Asian Australian lawyers face ‘bamboo ceiling’

Australia may be a multicultural nation, but Asian cultural diversity is lacking in the Australian legal profession, a new report has highlighted.

Asian Australian lawyers face ‘bamboo ceiling’
The Australian legal profession is lacking in Asian cultural diversity, a new report has highlighted.

Produced by the Asian Australian Lawyers Association, The Asian Legal Profession: A snapshot of Asian Australian diversity in 2015 surveyed the cultural backgrounds of law firm partners, barristers and judges.

The report found that Asian Australians make up 9.6 percent of Australia’s population, but they account for only 3.1 percent of partners in law firms – a disparity that the report termed the ‘bamboo ceiling’.

With Asian Australians making up 8.2 percent of its partnership, Johnson Winter & Slattery came out on top for firms with more than 40 partners. Lavan Legal topped the mid-sized firms with 20 percent of its partners having Asian heritage.

The report also found that six large firms and 44 mid-sized firms had no Asian Australian partners.

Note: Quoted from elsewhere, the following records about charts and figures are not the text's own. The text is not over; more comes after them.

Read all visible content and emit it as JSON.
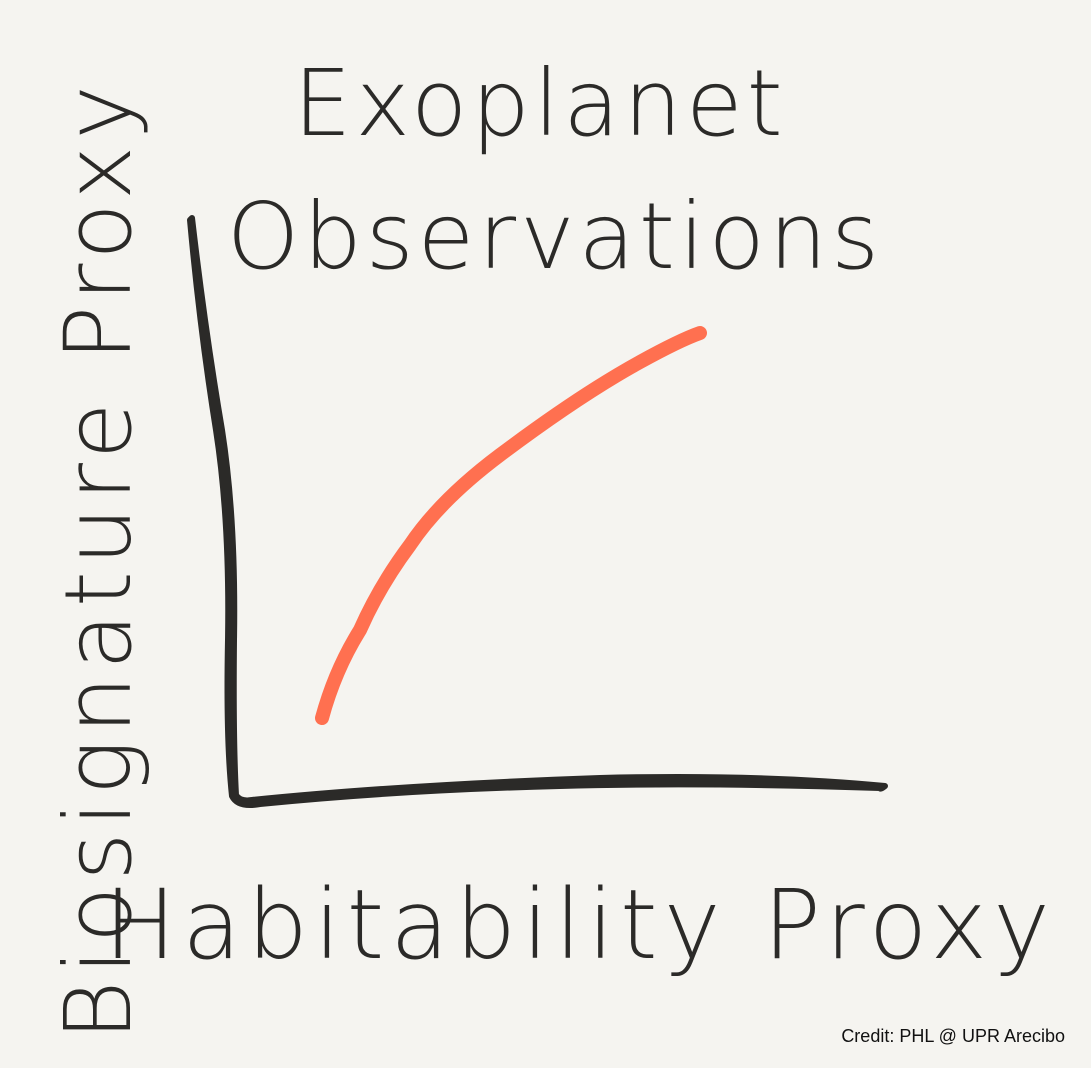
{
  "title": {
    "line1": "Exoplanet",
    "line2": "Observations"
  },
  "y_axis_label": "Biosignature Proxy",
  "x_axis_label": "Habitability Proxy",
  "credit": "Credit: PHL @ UPR Arecibo"
}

This narrative is repeated at the Bar where Asian Australians account for only 94 out of 6,160 barristers. The lack of cultural diversity at the bar has had flow-on effects for the judiciary, where Asian Australians make up a mere 0.8 percent of judges.

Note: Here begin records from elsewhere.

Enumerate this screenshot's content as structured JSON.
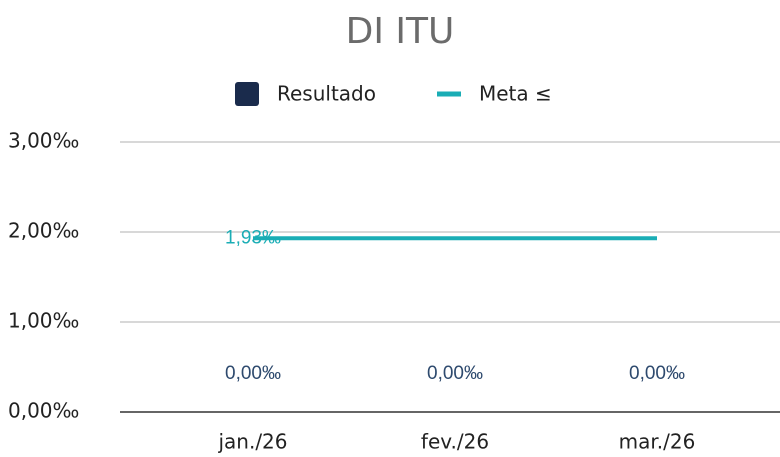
{
  "chart_data": {
    "type": "bar",
    "title": "DI ITU",
    "categories": [
      "jan./26",
      "fev./26",
      "mar./26"
    ],
    "series": [
      {
        "name": "Resultado",
        "type": "bar",
        "color": "#1a2b4c",
        "values": [
          0,
          0,
          0
        ],
        "value_labels": [
          "0,00‰",
          "0,00‰",
          "0,00‰"
        ]
      },
      {
        "name": "Meta ≤",
        "type": "line",
        "color": "#1aadb5",
        "values": [
          1.93,
          1.93,
          1.93
        ],
        "value_labels": [
          "1,93‰",
          null,
          null
        ]
      }
    ],
    "ylim": [
      0,
      3
    ],
    "yticks": [
      {
        "value": 0,
        "label": "0,00‰"
      },
      {
        "value": 1,
        "label": "1,00‰"
      },
      {
        "value": 2,
        "label": "2,00‰"
      },
      {
        "value": 3,
        "label": "3,00‰"
      }
    ],
    "grid": true,
    "legend": "top"
  }
}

“At the launch of the Association [in 2013], I observed that while the number of Asian Australians coming through our law schools has been increasing for some time, this did not appear to be reflected in the senior echelons of the legal profession in terms of partners of law firms, members of the Bar or the judiciary,” said the Association’s president, Reynah Tang.

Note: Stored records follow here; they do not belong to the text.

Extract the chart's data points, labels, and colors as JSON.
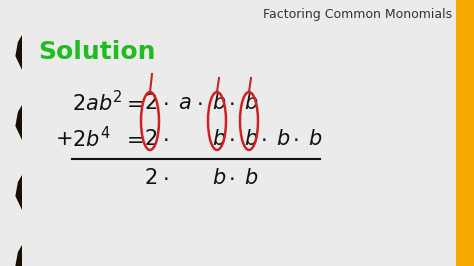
{
  "bg_color": "#ebebeb",
  "left_bar_color": "#1a0f00",
  "right_bar_color": "#f5a800",
  "title_text": "Factoring Common Monomials",
  "title_color": "#333333",
  "solution_color": "#22bb22",
  "text_color": "#111111",
  "circle_color": "#cc2222",
  "font_size_main": 15,
  "font_size_title": 9,
  "font_size_solution": 18,
  "fig_w": 4.74,
  "fig_h": 2.66,
  "dpi": 100
}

By providing data to support the anecdotal evidence, Tang hopes that the report will start a constructive dialogue around cultural diversity in the Australian legal profession.

The reasons for the under-representation of Asian Australians in the legal profession are not explored by the report, but based on research conducted in the business sector, Tang said that Westernised leadership models, cultural bias and stereotyping could be among the barriers.

“If anything, these issues are likely to be exacerbated in the legal profession which tends to be more conservative and lag behind developments in other sectors,” he said.